L'an passé, un Néerlandais s'est emparé du château Val Joanis, dans le Lubéron, 186 ha de vignoble et un somptueux jardin. La même année, Vincent Moreau, qui a fait carrière dans l'exploitation des minéraux et déjà propriétaire du domaine Galuval, 24 ha à Cairanne (Vaucluse), a mis la main sur le château de Ruth, 120 ha à Sainte-Cécile-les-Vignes (Vaucluse).

Tous ces investisseurs sont attirés par le bon rapport qualité prix des vignes et le potentiel œnologique de la région. Quelques-uns misent sur l'œnotourisme. En 2011, Benoît Baudry, ex-agent d'assurance, a ainsi fait l'acquisition, du domaine de Cabasse, à Séguret (Vaucluse). L'exploitation comprend 20 ha de vignes, un restaurant et un hôtel que le néovigneron a déjà agrandi.

Les négociants rhodaniens entrent aussi dans la danse car ils veulent sécuriser leurs approvisionnements. Guillaume Ryckwaert, directeur de Rapahël Michel, a récemment fait l'acquisition de trois vignobles.

Même les Chinois s'y mettent. Mi-septembre, Li Zhao a acheté le domaine Bouche, 35 ha à Camaret-sur-Aigues (Vaucluse). Michel Bouche, qui n'avait pas de successeur, a trouvé là un investisseur prêt à développer l'affaire qu'il a créée et à vendre ses vins en Chine. Mioctobre, il se murmurait qu'un autre Chinois allait bientôt arriver.

Le vignoble passe-temps

C'est donc une nouvelle tendance qui se dessine. L'intérêt pour des vignobles de 5 à 6 ha, dont il est assez aisé de commercialiser la production. Michel Veyrier a baptisé le phénomène « hobby vineyard », le vignoble passe-temps. Le célèbre homme d'affaires François Pinault y a déjà cédé.

L'an passé, il s'est offert Château-Grillet, un mythe des côtes du Rhône septentrionales. Ce vignoble de 2,5 ha produit, à lui tout seul, l'appellation du même nom. Montant de la transaction : 7 à 8 millions d'euros selon les estimations de professionnels de la vente de domaine viticoles. La viticulture, un passe-temps qui n'a pas de prix ?

ROUSSILLON : Cap sur la vallée de l'Agly

Dans les Pyrénées-Orientales, la vallée de l'Agly ne manque pas d'atouts : un foncier à un prix accessible, des vendeurs, des vieilles vignes, des paysages magnifiques, un climat favorable au bio… et, surtout, d'excellents terroirs !
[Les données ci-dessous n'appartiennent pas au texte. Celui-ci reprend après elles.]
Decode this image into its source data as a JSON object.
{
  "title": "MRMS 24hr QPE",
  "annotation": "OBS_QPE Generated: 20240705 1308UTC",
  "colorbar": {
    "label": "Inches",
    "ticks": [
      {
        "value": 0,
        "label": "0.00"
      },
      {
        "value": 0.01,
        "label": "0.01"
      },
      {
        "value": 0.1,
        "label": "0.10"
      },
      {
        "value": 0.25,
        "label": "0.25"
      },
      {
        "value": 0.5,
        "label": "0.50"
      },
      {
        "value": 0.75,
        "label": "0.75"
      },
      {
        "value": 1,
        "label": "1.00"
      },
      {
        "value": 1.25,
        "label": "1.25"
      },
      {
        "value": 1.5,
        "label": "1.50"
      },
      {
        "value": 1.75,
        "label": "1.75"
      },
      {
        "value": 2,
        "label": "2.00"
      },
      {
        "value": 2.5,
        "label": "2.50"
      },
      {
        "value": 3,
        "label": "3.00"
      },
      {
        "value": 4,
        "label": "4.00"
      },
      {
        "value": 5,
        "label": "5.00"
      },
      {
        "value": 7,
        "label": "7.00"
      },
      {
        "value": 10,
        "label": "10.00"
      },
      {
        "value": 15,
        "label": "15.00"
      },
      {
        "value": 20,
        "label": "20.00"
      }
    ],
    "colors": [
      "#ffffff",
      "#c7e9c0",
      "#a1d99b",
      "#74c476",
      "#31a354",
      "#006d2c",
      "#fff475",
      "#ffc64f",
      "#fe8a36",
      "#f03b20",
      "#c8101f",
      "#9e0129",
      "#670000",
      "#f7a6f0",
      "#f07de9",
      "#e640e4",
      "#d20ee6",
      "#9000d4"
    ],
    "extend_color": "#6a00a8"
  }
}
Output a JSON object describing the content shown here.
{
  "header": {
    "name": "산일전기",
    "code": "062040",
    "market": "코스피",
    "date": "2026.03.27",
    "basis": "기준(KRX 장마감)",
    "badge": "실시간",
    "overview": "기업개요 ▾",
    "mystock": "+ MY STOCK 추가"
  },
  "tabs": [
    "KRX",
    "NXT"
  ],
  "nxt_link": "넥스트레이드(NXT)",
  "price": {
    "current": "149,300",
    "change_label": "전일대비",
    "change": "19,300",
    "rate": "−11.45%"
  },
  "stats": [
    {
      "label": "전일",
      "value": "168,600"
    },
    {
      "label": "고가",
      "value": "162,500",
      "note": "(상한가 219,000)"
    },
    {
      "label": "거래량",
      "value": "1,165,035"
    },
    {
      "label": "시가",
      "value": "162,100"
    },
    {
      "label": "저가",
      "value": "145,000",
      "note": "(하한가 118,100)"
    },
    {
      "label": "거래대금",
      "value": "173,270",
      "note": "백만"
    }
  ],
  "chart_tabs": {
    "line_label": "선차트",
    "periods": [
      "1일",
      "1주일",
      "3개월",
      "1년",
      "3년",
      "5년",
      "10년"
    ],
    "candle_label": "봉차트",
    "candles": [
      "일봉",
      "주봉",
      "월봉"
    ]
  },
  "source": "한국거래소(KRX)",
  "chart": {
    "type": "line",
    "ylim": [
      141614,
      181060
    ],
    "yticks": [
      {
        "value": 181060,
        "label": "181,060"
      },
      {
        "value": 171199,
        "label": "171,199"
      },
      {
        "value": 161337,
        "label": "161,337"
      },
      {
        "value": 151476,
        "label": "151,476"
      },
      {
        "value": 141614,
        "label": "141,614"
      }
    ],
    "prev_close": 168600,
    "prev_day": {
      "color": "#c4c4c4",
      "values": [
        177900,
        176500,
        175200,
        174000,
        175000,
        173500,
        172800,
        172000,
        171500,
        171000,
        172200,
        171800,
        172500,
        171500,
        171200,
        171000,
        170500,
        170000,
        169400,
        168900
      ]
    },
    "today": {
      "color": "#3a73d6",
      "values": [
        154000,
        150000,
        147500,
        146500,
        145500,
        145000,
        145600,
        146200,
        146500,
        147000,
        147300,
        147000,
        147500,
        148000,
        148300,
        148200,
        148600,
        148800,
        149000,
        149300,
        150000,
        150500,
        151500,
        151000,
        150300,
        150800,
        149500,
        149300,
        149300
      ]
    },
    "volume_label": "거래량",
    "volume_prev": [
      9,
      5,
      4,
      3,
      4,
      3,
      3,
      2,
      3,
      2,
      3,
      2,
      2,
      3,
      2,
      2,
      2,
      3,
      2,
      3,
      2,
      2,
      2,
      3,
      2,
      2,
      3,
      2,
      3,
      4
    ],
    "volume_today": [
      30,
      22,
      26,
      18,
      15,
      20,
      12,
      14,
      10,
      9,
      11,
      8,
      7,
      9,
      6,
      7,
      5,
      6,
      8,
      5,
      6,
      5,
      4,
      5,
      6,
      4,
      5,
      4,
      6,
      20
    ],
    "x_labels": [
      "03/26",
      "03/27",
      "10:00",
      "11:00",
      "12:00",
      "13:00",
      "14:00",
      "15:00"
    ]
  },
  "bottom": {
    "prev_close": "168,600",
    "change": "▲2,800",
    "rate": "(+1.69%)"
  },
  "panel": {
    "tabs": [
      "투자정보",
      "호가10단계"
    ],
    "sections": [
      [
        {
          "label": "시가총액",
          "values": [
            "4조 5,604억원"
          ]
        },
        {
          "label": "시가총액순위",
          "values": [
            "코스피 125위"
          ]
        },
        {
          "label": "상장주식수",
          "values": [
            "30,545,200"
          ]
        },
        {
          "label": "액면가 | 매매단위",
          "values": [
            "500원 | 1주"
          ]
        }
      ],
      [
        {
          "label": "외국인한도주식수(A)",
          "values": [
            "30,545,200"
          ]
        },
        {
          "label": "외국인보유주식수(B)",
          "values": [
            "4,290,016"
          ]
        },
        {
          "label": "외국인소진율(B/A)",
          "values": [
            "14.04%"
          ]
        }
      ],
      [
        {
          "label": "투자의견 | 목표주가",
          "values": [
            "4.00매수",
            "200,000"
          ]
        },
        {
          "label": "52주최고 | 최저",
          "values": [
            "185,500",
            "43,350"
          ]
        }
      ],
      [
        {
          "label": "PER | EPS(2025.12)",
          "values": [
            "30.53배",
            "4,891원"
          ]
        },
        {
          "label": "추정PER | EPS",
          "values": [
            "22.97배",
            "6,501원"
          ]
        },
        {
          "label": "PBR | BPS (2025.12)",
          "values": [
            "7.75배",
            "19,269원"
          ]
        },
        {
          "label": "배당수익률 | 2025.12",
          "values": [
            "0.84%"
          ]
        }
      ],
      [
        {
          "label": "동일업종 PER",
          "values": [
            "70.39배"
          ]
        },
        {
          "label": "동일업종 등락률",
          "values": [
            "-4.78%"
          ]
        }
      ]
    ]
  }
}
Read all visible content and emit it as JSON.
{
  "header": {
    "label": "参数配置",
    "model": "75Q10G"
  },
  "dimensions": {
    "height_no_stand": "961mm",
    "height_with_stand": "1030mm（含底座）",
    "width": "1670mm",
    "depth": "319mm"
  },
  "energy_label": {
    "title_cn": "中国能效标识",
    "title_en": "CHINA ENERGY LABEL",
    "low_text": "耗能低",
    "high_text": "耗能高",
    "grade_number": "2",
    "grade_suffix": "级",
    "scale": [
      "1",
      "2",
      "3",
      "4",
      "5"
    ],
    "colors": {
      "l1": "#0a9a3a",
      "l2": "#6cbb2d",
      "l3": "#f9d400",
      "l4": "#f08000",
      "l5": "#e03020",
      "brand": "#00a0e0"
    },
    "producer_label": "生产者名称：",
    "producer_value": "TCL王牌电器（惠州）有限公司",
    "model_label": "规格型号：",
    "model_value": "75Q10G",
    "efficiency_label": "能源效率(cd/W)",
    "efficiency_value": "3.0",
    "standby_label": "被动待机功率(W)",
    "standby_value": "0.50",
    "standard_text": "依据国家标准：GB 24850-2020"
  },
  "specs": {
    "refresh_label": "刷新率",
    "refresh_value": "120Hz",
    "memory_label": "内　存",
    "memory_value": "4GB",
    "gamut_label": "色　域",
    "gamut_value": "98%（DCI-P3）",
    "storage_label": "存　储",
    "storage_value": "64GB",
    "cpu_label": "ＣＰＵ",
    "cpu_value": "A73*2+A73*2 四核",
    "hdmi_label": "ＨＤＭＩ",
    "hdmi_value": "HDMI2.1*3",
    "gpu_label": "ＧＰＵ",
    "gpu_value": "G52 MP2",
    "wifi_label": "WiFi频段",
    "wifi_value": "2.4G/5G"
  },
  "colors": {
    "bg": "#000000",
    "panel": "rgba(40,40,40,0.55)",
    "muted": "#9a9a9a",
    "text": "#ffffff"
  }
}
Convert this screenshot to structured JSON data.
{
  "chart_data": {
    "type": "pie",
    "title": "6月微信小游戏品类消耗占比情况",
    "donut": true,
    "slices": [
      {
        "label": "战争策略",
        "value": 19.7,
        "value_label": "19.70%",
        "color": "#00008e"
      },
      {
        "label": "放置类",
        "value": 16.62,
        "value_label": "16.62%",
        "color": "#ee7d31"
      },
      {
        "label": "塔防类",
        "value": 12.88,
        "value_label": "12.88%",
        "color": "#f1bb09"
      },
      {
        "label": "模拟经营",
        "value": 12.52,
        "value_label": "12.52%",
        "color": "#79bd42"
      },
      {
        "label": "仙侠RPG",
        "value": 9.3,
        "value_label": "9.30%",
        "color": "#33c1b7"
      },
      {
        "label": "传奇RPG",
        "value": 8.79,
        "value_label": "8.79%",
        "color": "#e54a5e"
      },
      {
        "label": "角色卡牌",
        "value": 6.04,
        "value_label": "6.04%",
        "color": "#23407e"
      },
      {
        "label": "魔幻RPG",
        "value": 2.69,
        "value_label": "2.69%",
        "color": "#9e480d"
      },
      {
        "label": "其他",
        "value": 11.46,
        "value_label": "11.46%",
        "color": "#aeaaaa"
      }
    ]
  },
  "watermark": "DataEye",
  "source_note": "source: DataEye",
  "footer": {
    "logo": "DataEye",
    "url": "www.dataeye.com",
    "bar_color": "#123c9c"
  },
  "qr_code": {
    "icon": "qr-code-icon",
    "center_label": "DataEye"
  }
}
« Les gneiss dominent à Caramany, les arènes granitiques à Lesquerde et les argilo-calcaires à Tautavel », détaille Jacques Paloc, de l'Inao de Perpignan (Pyrénées-Orientales). Dans les années quatre-vingt-dix, il a eu à cœur de faire connaître leur potentiel et a sollicité des découvreurs de terroir comme Michel Chapoutier, qui s'est installé à Latour-de-France. Puis d'autres pionniers, comme Hervé Bizeul et Gérard Gauby, ont aussi montré la voie, tant sur le plan de la qualité que sur celui de la valorisation.

Notoriété internationale

En 1999, l'achat du mas Amiel par Olivier Decelle, à l'époque PDG de l'entreprise Picard, marque les esprits. Des Bordelais et des Bourguignons lui emboîtent le pas. Certains, comme Jean-Luc Thunevin, s'associent à des vignerons locaux, tout en mobilisant leurs réseaux commerciaux. Quelques vins bien notés par Robert Parker contribuent au développement de la notoriété internationale de la vallée. Des vignerons des États-Unis, du Mexique ou d'Afrique du Sud investissent alors dans ce coin du Roussillon.

« Nous avons aussi vu arriver des jeunes avec moins de moyens. Après s'être formés dans plusieurs pays, ils ont eu un coup de cœur pour cette vallée », explique Christelle Alengry, de la chambre d'agriculture des Pyrénées-Orientales.

Le dernier gros investisseur, Dave Finney, un winemaker de la Napa Valley, a racheté 150 ha en 2009. Il vend tous ses vins sur le marché américain.

Si certains ont bien réussi, d'autres sont repartis déçus. « Ils avaient sous-évalué l'impact de la sécheresse sur les rendements et les coûts », note la conseillère.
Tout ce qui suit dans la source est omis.